Youth movement in the Gaza Strip

The We Want to Live movement (بدنا نعيش) is a grassroots youth movement in the Gaza Strip calling for increased economic opportunity and the removal of Hamas from power. The movement was founded in March 2019, giving rise to the 2019 Gaza economic protests. It is not connected to any one political party, and some sources have connected the movement to the Arab Spring of the early 2010s.

== Goals ==
The movement is responding to multiple issues, broadly defined as economic disenfranchisement, such as unemployment rates and increased taxes. Other issues of concern include the competency of leadership, electricity shortages, access to drinking water, food insecurity, access to education, and freedom of speech.

== History ==
The movement began in March 2019, as part of the 2019 Gaza economic protests. The group's Facebook page quickly gained several thousand followers. Initially, the movement was critical of Hamas, but did not call for its ousting, fearing that it would be an impossible demand. Instead, they focused on material changes such as reduced taxation and lower prices of necessities, as well as a Fatah–Hamas reconciliation and new elections. Multiple organizers of the movement, including Palestinian lawyer Moumen Al-Natour, were arrested and detained, charged with "collaborating with hostile foreign entities, in violation of domestic law". Several were referred to military courts. After lobbying and popular and international advocacy campaigns, Al-Natour was released.

In 2020, one of the group's leaders, Suleiman al-Ajouri, committed suicide. The movement's Facebook page posted about the event, connecting al-Ajouri's suicide directly to the economic disenfranchisement of Gaza's youth. Four of al-Ajouri's friends were arrested following his funeral, due to their connections to the movement; several journalists reporting on his death were also arrested.

In November 2021, the group again gained traction online following the drowning of three Gazan migrants attempting to reach Greece, and reports of Hamas leadership leading lavish lifestyles. This continued in July 2022, with protesters sharing videos online of Gazans living in poverty and residents in physical confrontations with Hamas security forces.

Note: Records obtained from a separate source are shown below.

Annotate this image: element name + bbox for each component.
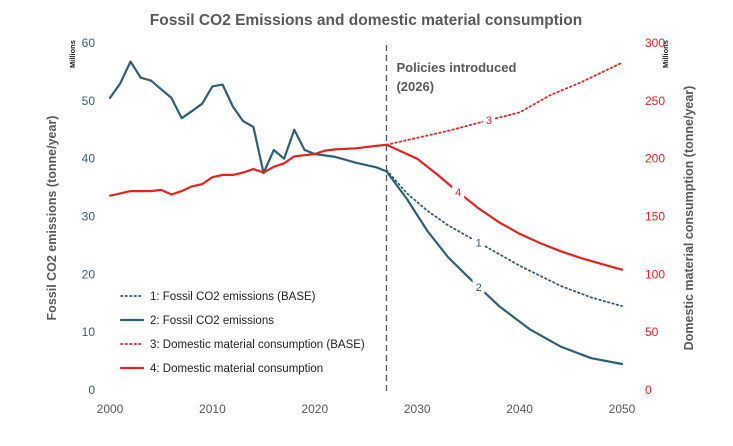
y-left-axis-ticks: 0 10 20 30 40 50 60 xyxy=(82,36,96,397)
y-left-tick-label: 40 xyxy=(82,152,96,166)
y-right-tick-label: 0 xyxy=(645,383,652,397)
series-marker-4: 4 xyxy=(455,187,461,199)
y-left-tick-label: 60 xyxy=(82,36,96,50)
series-line-1 xyxy=(385,169,623,307)
legend-label: 1: Fossil CO2 emissions (BASE) xyxy=(150,291,316,303)
y-left-tick-label: 50 xyxy=(82,94,96,108)
legend-label: 3: Domestic material consumption (BASE) xyxy=(150,339,365,351)
series-line-2 xyxy=(108,60,624,366)
plot-area: 1 2 3 4 Policies introduced (2026) xyxy=(108,45,624,395)
series-marker-bg xyxy=(472,278,485,293)
y-right-tick-label: 200 xyxy=(645,152,665,166)
series-marker-1: 1 xyxy=(476,238,482,250)
x-tick-label: 2000 xyxy=(97,402,124,416)
x-tick-label: 2050 xyxy=(609,402,636,416)
y-right-tick-label: 250 xyxy=(645,94,665,108)
series-marker-2: 2 xyxy=(476,282,482,294)
series-marker-bg xyxy=(482,112,495,127)
y-left-axis-unit: Millions xyxy=(68,40,77,68)
series-line-3 xyxy=(385,61,623,146)
x-tick-label: 2030 xyxy=(404,402,431,416)
y-right-tick-label: 50 xyxy=(645,325,659,339)
y-right-tick-label: 300 xyxy=(645,36,665,50)
legend: 1: Fossil CO2 emissions (BASE) 2: Fossil … xyxy=(119,291,365,375)
y-right-axis-ticks: 0 50 100 150 200 250 300 xyxy=(645,36,665,397)
y-right-axis-label: Domestic material consumption (tonne/yea… xyxy=(682,86,696,351)
policy-annotation-line1: Policies introduced xyxy=(396,60,516,75)
series-marker-3: 3 xyxy=(486,115,492,127)
x-tick-label: 2020 xyxy=(301,402,328,416)
y-right-tick-label: 150 xyxy=(645,210,665,224)
x-tick-label: 2010 xyxy=(199,402,226,416)
y-left-tick-label: 10 xyxy=(82,325,96,339)
x-tick-label: 2040 xyxy=(506,402,533,416)
y-left-axis-label: Fossil CO2 emissions (tonne/year) xyxy=(45,116,59,321)
y-left-tick-label: 20 xyxy=(82,267,96,281)
legend-label: 2: Fossil CO2 emissions xyxy=(150,315,274,327)
chart-title: Fossil CO2 Emissions and domestic materi… xyxy=(150,12,582,29)
x-axis-ticks: 2000 2010 2020 2030 2040 2050 xyxy=(97,402,636,416)
legend-label: 4: Domestic material consumption xyxy=(150,363,323,375)
series-line-4 xyxy=(108,143,624,271)
policy-annotation-line2: (2026) xyxy=(396,79,434,94)
y-left-tick-label: 30 xyxy=(82,210,96,224)
y-right-tick-label: 100 xyxy=(645,267,665,281)
series-marker-bg xyxy=(472,234,485,249)
y-right-axis-unit: Millions xyxy=(661,40,670,68)
y-left-tick-label: 0 xyxy=(88,383,95,397)
series-marker-bg xyxy=(452,184,465,199)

In late July and early August 2023, the movement again led in-person protests in response to the accidental killing of a man by authorities in Khan Yunis. Hamas responded to the protests with increased security, and arrested several demonstrators and journalists covering the demonstrations.

== Response ==
Over a thousand Gazans were detained by Hamas. Hamas has attempted to downplay the movement by claiming that its leadership are Israeli or part of the Palestinian Authority. When addressing physical demonstrations, Hamas has used arrests and excessive force. Participants who have been arrested have been subject to torture. One protester reporting losing his eyesight following repeated interrogations.

Hamas has also intimidated journalists and confiscated their equipment to deter reporting on the movement or its protests.

The movement has received support from the Palestine Liberation Organization.